I added a silicon piece at teh bottom of the knob to increase the friction (plastic was quite slippery on my table) and now it seams to be quite good (left picture). The much smaller magnets also arrived and they are really tiny (right picture in the bags, 2x1mm and 1.5x0.5mm, NdFeB N48, 1.42Tesla). When trying them out I nearly lost them. I have to design  a new top for them to be able to mount them proper.

Next I tried to use the acceleration sensors to estimate the linear displacement by double integration (acceleration--> velocity-> displacement) but found out this will not be so easy. After soem strange results I estimated the aceleration, 1Hz moving the head with about 5mm displacement would give an acceleration of (2*pi/s²)^2*5mm = 0.2m/s² which is not too big for the used measurement range setting of 2g (~200m/s²). I recognized also, that very small rotations will lead to measure the change of the earth gravity field in much higher magnitudes. Following charts shows the measured acceleration (ax,ay,az) and the estimated acceleration caused by the earth gravity field (gx/gy/gz) by teh rotation of the top.

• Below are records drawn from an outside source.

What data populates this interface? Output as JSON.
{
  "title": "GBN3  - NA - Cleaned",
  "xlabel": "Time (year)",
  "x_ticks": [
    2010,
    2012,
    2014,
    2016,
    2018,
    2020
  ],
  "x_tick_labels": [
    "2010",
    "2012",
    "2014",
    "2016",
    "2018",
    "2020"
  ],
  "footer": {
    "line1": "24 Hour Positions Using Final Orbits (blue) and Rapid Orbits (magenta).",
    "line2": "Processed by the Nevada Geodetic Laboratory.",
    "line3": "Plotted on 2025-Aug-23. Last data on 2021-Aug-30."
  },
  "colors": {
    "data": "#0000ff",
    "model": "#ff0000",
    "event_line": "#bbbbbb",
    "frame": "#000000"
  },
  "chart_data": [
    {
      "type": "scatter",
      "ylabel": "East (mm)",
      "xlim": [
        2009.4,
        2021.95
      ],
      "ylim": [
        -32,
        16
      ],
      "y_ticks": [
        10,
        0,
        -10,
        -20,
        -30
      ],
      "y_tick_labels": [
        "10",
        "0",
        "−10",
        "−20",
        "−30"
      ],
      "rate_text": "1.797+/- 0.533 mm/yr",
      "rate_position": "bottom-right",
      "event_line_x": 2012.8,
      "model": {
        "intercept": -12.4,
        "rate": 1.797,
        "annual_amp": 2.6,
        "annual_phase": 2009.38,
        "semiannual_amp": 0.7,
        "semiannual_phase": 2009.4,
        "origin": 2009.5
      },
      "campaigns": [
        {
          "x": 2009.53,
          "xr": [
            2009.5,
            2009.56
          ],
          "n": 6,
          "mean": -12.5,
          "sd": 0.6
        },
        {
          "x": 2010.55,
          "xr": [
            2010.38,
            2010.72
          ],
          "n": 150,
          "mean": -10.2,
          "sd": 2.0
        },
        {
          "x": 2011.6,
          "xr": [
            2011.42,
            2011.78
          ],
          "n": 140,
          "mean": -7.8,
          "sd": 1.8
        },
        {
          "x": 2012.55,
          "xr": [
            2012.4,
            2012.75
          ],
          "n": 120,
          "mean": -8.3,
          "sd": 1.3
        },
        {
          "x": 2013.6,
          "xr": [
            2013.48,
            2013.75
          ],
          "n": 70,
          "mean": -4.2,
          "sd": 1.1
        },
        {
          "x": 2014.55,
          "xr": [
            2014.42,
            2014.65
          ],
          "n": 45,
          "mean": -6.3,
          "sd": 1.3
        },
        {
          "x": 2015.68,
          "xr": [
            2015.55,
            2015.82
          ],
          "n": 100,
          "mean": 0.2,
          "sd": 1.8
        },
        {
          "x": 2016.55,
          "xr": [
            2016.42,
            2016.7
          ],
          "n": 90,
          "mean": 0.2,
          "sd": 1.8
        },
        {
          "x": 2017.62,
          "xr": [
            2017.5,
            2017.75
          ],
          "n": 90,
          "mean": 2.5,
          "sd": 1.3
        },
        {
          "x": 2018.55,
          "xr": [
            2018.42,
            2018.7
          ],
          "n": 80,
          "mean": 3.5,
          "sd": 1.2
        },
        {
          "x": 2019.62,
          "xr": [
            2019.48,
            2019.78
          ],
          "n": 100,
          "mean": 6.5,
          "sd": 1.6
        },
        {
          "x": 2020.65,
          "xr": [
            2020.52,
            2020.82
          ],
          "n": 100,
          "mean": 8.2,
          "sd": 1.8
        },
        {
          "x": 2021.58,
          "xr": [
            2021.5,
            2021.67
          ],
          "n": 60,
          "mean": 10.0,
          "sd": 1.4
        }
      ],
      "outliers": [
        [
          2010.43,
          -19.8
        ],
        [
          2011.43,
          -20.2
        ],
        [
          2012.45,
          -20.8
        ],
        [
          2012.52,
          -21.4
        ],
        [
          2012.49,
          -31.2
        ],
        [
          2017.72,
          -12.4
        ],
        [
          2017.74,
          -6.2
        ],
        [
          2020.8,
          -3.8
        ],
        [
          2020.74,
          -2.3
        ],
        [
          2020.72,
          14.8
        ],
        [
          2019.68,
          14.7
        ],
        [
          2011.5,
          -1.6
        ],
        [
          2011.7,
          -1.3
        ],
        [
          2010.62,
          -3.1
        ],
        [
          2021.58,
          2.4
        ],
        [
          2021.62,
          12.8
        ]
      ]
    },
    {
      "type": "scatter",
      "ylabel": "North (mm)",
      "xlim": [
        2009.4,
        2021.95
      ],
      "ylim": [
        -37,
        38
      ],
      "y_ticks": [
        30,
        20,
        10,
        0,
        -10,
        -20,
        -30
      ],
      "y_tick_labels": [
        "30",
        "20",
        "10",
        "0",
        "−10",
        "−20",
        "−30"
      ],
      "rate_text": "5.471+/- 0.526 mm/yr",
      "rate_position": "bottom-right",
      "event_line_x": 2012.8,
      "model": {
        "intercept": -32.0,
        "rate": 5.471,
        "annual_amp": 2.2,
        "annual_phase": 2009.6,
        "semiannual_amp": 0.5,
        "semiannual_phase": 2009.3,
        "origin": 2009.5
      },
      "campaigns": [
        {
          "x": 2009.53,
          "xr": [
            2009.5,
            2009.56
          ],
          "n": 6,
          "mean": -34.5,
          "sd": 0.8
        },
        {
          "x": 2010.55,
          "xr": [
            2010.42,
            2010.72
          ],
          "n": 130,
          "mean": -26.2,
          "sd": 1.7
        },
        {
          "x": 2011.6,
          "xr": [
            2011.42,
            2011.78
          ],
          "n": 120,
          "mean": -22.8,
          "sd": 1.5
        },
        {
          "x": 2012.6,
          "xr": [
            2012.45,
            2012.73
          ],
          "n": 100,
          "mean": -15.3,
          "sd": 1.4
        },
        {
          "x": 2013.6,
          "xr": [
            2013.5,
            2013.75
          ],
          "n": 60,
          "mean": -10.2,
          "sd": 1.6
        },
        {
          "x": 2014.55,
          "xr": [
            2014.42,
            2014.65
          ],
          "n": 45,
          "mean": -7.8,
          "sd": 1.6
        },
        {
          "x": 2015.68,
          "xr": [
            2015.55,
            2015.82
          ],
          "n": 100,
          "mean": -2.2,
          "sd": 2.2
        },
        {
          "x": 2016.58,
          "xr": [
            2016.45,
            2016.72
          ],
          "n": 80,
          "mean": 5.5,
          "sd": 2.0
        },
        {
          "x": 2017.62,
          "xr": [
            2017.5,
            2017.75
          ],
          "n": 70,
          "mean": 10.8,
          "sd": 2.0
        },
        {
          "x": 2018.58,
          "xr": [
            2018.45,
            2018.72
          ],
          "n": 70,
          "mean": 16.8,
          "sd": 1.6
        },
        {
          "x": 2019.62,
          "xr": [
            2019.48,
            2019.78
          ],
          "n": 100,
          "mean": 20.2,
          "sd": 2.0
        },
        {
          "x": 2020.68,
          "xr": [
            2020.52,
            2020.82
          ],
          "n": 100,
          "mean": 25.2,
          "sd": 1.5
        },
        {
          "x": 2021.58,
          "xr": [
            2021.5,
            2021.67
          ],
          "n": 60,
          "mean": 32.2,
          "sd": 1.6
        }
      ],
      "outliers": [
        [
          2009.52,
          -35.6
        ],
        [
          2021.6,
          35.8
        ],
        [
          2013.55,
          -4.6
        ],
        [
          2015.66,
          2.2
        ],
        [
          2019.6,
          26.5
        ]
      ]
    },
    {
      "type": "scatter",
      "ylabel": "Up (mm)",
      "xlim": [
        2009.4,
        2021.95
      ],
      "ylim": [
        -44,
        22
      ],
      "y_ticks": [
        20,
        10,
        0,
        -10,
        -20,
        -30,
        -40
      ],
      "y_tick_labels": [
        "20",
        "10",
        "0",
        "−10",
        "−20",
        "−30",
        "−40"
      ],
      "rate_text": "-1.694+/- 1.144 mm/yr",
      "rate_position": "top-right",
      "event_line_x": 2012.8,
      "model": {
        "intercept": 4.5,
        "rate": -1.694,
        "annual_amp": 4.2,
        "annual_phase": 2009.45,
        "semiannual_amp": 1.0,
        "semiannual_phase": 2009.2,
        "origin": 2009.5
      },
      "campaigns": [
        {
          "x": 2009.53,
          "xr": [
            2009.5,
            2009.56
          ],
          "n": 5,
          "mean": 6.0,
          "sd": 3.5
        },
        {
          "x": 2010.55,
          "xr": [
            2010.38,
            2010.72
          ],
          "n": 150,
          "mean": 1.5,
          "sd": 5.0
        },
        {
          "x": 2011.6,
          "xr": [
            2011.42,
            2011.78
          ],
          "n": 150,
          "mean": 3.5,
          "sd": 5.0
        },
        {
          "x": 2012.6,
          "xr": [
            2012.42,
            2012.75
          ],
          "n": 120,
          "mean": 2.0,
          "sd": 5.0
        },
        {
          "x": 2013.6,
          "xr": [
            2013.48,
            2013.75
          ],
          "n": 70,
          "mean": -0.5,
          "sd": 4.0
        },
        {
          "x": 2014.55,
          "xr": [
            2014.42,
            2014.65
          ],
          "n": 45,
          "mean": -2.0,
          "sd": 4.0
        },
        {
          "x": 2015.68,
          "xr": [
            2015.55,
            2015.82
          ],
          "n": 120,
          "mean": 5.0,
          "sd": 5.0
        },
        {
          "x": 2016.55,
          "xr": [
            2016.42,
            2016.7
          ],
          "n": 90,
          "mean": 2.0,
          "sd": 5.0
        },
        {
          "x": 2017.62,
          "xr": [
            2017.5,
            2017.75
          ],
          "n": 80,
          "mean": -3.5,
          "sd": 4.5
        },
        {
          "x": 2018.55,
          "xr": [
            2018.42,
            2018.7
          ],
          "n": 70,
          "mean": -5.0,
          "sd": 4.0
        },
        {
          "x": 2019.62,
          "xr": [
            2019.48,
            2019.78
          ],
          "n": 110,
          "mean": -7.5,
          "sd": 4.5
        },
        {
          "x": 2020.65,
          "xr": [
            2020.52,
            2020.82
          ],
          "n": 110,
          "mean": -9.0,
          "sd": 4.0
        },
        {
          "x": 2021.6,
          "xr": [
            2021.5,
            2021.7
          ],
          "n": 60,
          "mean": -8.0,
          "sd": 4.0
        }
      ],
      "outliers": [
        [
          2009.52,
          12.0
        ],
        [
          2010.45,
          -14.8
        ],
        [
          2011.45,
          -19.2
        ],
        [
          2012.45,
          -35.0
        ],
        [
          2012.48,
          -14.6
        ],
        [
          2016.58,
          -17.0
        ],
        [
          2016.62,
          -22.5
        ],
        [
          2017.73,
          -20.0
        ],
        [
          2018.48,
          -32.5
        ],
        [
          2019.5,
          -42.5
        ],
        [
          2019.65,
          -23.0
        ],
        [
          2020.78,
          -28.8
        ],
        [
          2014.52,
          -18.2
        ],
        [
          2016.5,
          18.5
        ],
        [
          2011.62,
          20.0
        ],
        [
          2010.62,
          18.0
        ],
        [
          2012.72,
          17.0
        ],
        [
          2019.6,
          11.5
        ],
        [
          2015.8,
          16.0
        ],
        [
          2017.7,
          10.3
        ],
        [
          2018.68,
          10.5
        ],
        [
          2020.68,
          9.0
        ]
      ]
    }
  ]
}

The black dashed lines are the main contribution of total measured acceleration. And even by integrating the offset compensated accelerations, the velocity and displacement had to much other effects as to see the linear displacement. With good eyes, one can see the velocity changes in the first three phases (20 ... 220s) but latest with the displacement, the integration error made everything invisible.
How to continue ..... don't know yet ...